С этими словами к кровати подошли два совершенно незнакомых мне человека. Один из них, как вы, конечно, сами догадались, был Кон-Ананда, которого вам и описывать нечего; другой ещё не старик, но гораздо старше. Приветливое лицо, ласковые карие глаза и какое-то необычайное благородство, манеры, мною ещё не виденные, сразу объяснили мне, что это человек того высшего света, о котором пишут в романах, но который недоступен людям среднего класса. Я понял, что вижу впервые вельможу.

— Ну, дружок, теперь мы можем быть спокойны, что ты будешь совершенно здоровым человеком, — сказал вельможа по-итальянски. — Не можешь ли ты объяснить мне, какой сегодня день?

Я смотрел на него, совершенно ничего не понимая. Память ещё не вернулась ко мне. Он налил в стакан какой-то жидкости, довольно сильно пахнувшей, и помог мне её выпить. Я посмотрел на лицо Ананды и не узнал, конечно, в нём моего спасителя. Сон снова меня одолел. Когда я вновь проснулся, мне показалось, что возле постели сидит женская фигура. Я подумал, что это мама; но на этот раз я уже помнил о моём первом пробуждении и поэтому совсем не удивился, когда увидел Ананду. Я не мог ни в чём отдать себе отчёт и механически заговорил по-немецки: — Я видел только что маму. Зачем же она ушла?

— Она сильно устала, — ответил он мне. — Если я вам не очень неприятен, то позвольте мне вас накормить обедом. Хотя предупреждаю, что назвать обедом то, чем я буду вас кормить, нельзя. Доктор очень строг, и вам позволено есть только жидкие каши и кисели.

Он помог мне сесть в постели и, как ни осторожно он это делал, я едва не упал в обморок. Он быстро дал мне глоток вина, и вскоре обед был кончен; но ему пришлось кормить меня с ложечки.

Такая моя жизнь длилась около месяца. И сколько раз я ни спрашивал о маме, она всегда или спала, или устала, или поехала за покупками. На мои вопросы, чья это комната, он всегда отвечал: «Ваша». Как-то раз я спросил, отчего няня не придёт ко мне. Он ответил, что если я помню её адрес, он напишет ей, чтобы она приехала.

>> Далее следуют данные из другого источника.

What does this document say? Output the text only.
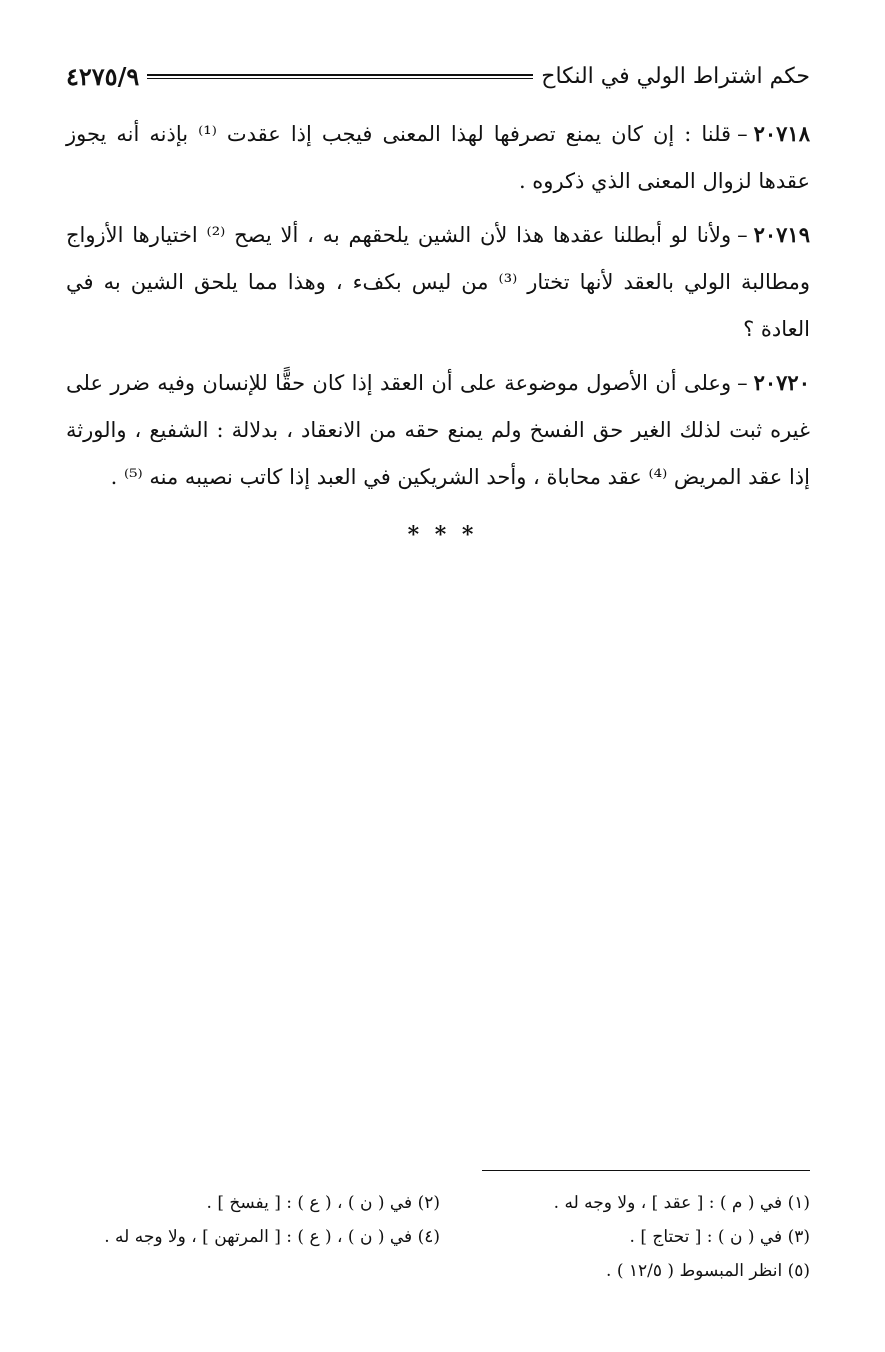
حكم اشتراط الولي في النكاح
٤٢٧٥/٩

٢٠٧١٨–قلنا : إن كان يمنع تصرفها لهذا المعنى فيجب إذا عقدت ⁽¹⁾ بإذنه أنه يجوز عقدها لزوال المعنى الذي ذكروه .

٢٠٧١٩–ولأنا لو أبطلنا عقدها هذا لأن الشين يلحقهم به ، ألا يصح ⁽²⁾ اختيارها الأزواج ومطالبة الولي بالعقد لأنها تختار ⁽³⁾ من ليس بكفء ، وهذا مما يلحق الشين به في العادة ؟

٢٠٧٢٠–وعلى أن الأصول موضوعة على أن العقد إذا كان حقًّا للإنسان وفيه ضرر على غيره ثبت لذلك الغير حق الفسخ ولم يمنع حقه من الانعقاد ، بدلالة : الشفيع ، والورثة إذا عقد المريض ⁽⁴⁾ عقد محاباة ، وأحد الشريكين في العبد إذا كاتب نصيبه منه ⁽⁵⁾ .

* * *
(١) في ( م ) : [ عقد ] ، ولا وجه له .
(٢) في ( ن ) ، ( ع ) : [ يفسخ ] .
(٣) في ( ن ) : [ تحتاج ] .
(٤) في ( ن ) ، ( ع ) : [ المرتهن ] ، ولا وجه له .
(٥) انظر المبسوط ( ١٢/٥ ) .
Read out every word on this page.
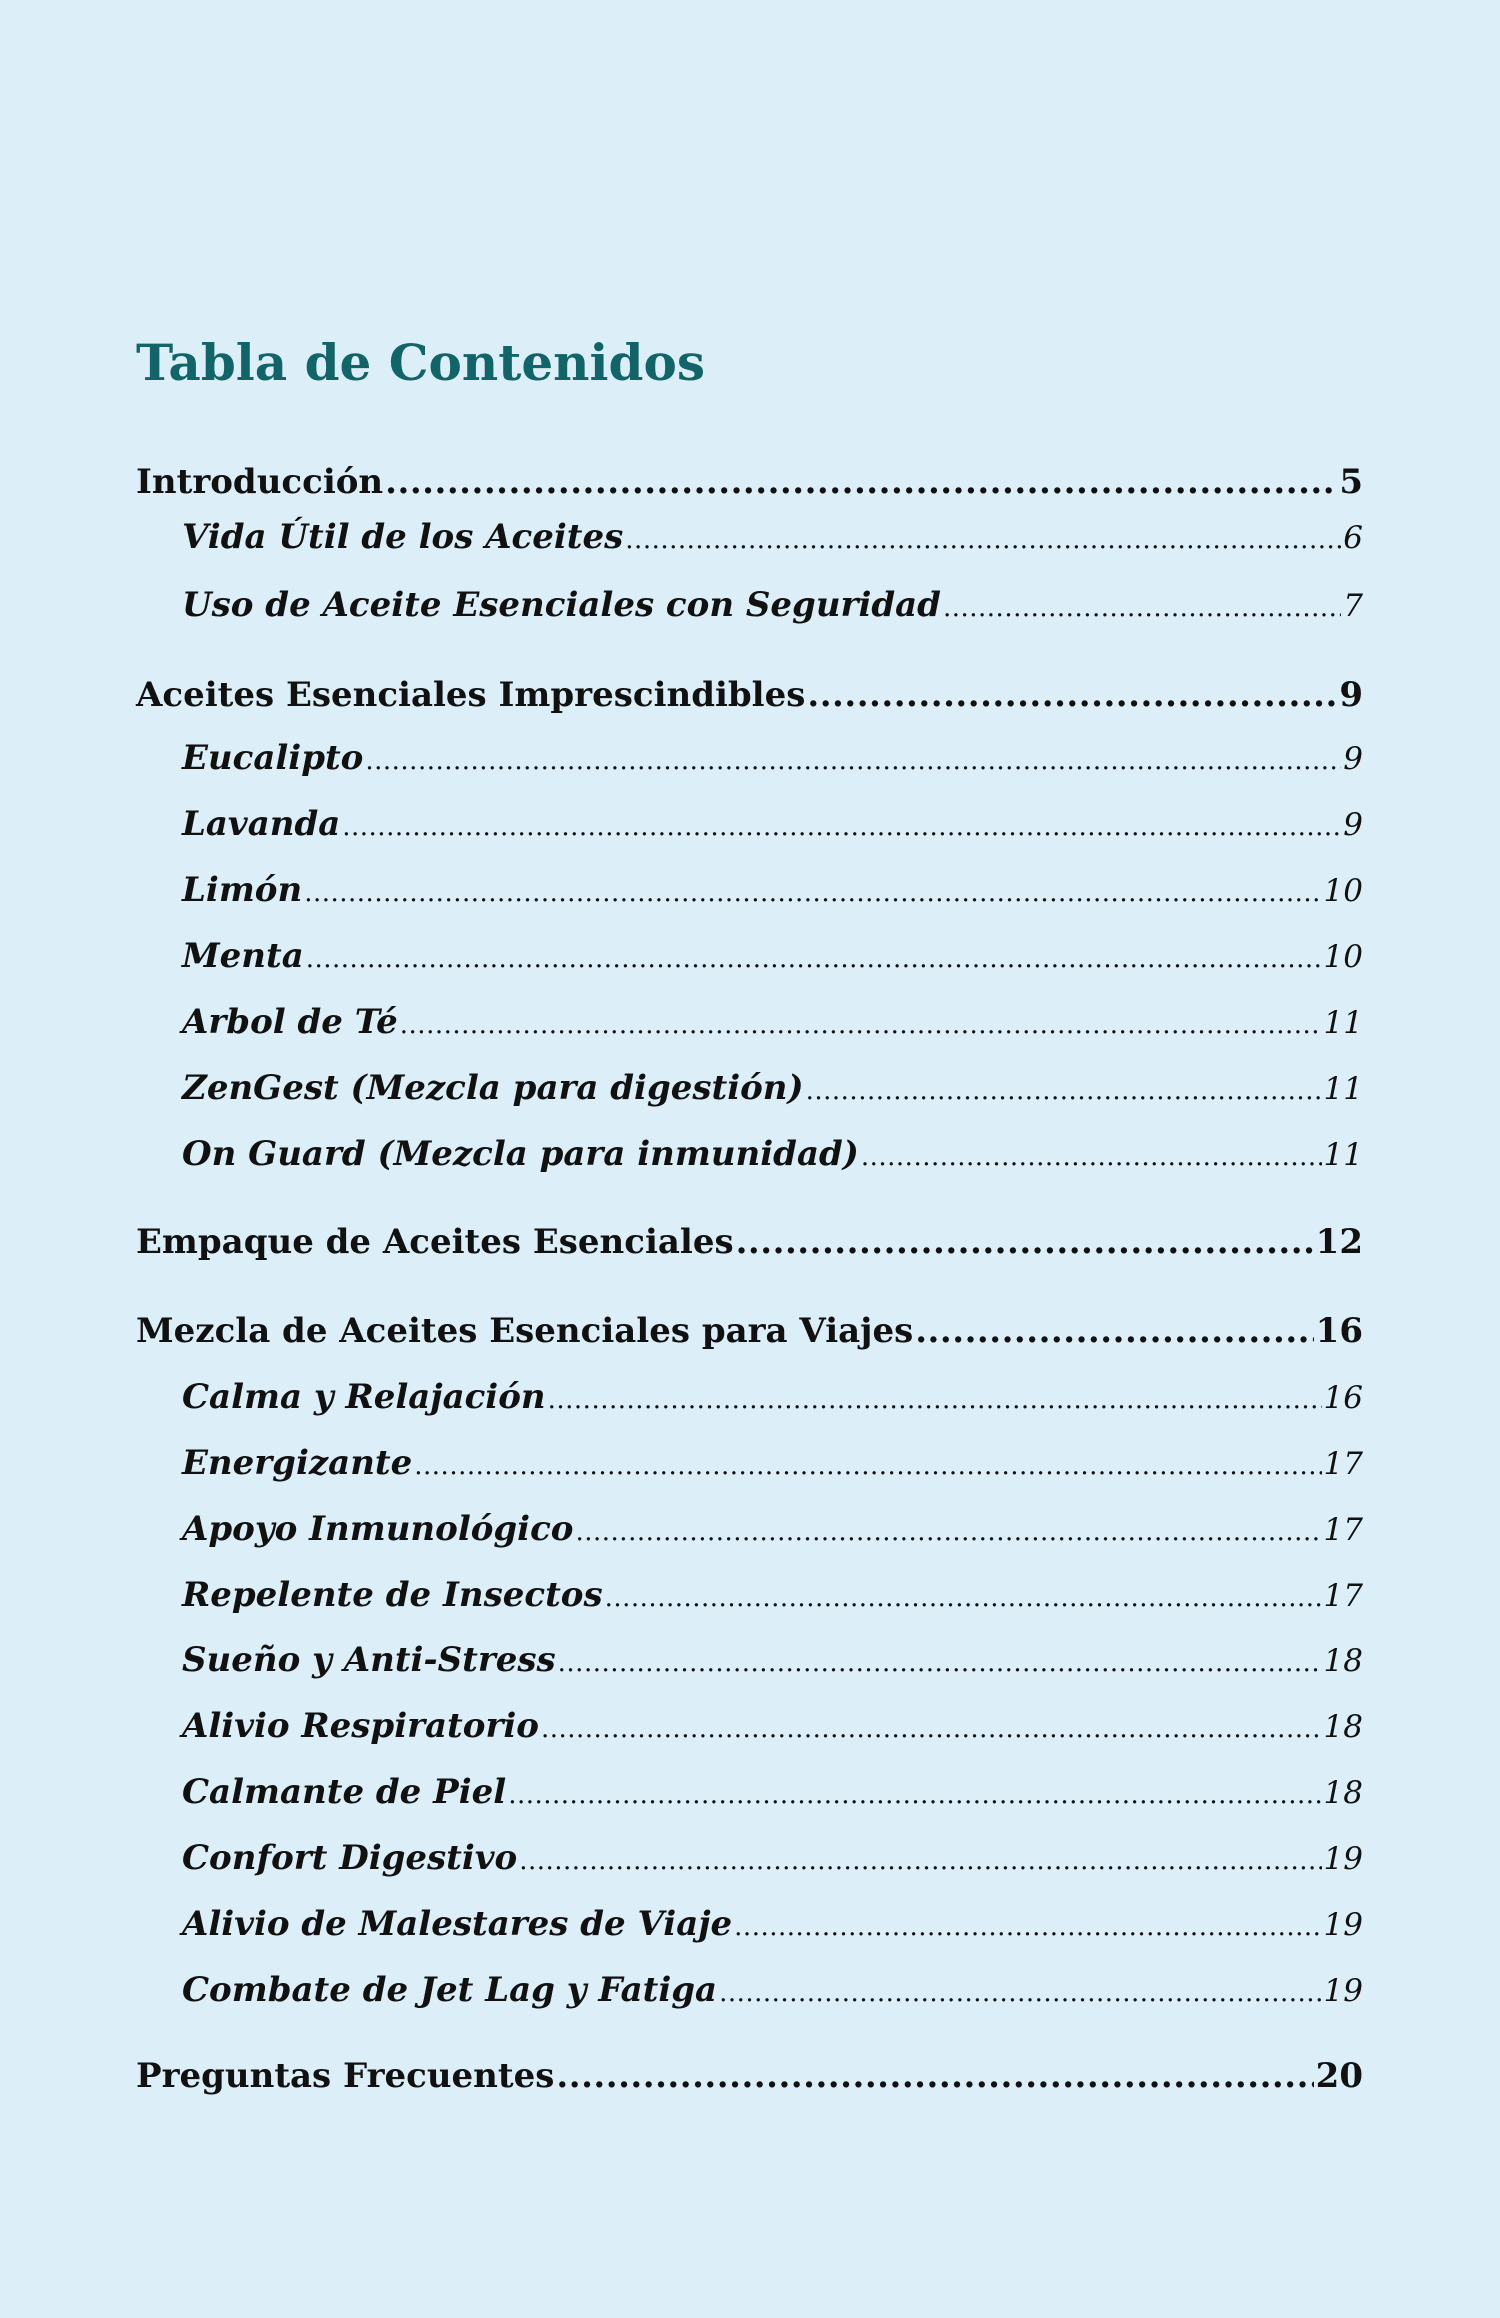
Tabla de Contenidos
Introducción .....	5
Vida Útil de los Aceites .....	6
Uso de Aceite Esenciales con Seguridad .....	7
Aceites Esenciales Imprescindibles .....	9
Eucalipto .....	9
Lavanda .....	9
Limón .....	10
Menta .....	10
Arbol de Té .....	11
ZenGest (Mezcla para digestión) .....	11
On Guard (Mezcla para inmunidad) .....	11
Empaque de Aceites Esenciales .....	12
Mezcla de Aceites Esenciales para Viajes .....	16
Calma y Relajación .....	16
Energizante .....	17
Apoyo Inmunológico .....	17
Repelente de Insectos .....	17
Sueño y Anti-Stress .....	18
Alivio Respiratorio .....	18
Calmante de Piel .....	18
Confort Digestivo .....	19
Alivio de Malestares de Viaje .....	19
Combate de Jet Lag y Fatiga .....	19
Preguntas Frecuentes .....	20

— Как же я могу не помнить адреса няни? — возмущенно сказал я. — Это всё равно, как если бы я забыл адрес своей матери.

И я тут же продиктовал ему адрес няни, прося, чтобы завтра же она меня навестила. Он засмеялся и сказал, что если достанет ковёр-самолёт, непременно слетает за ней сам. И здесь я опять ничего не понял.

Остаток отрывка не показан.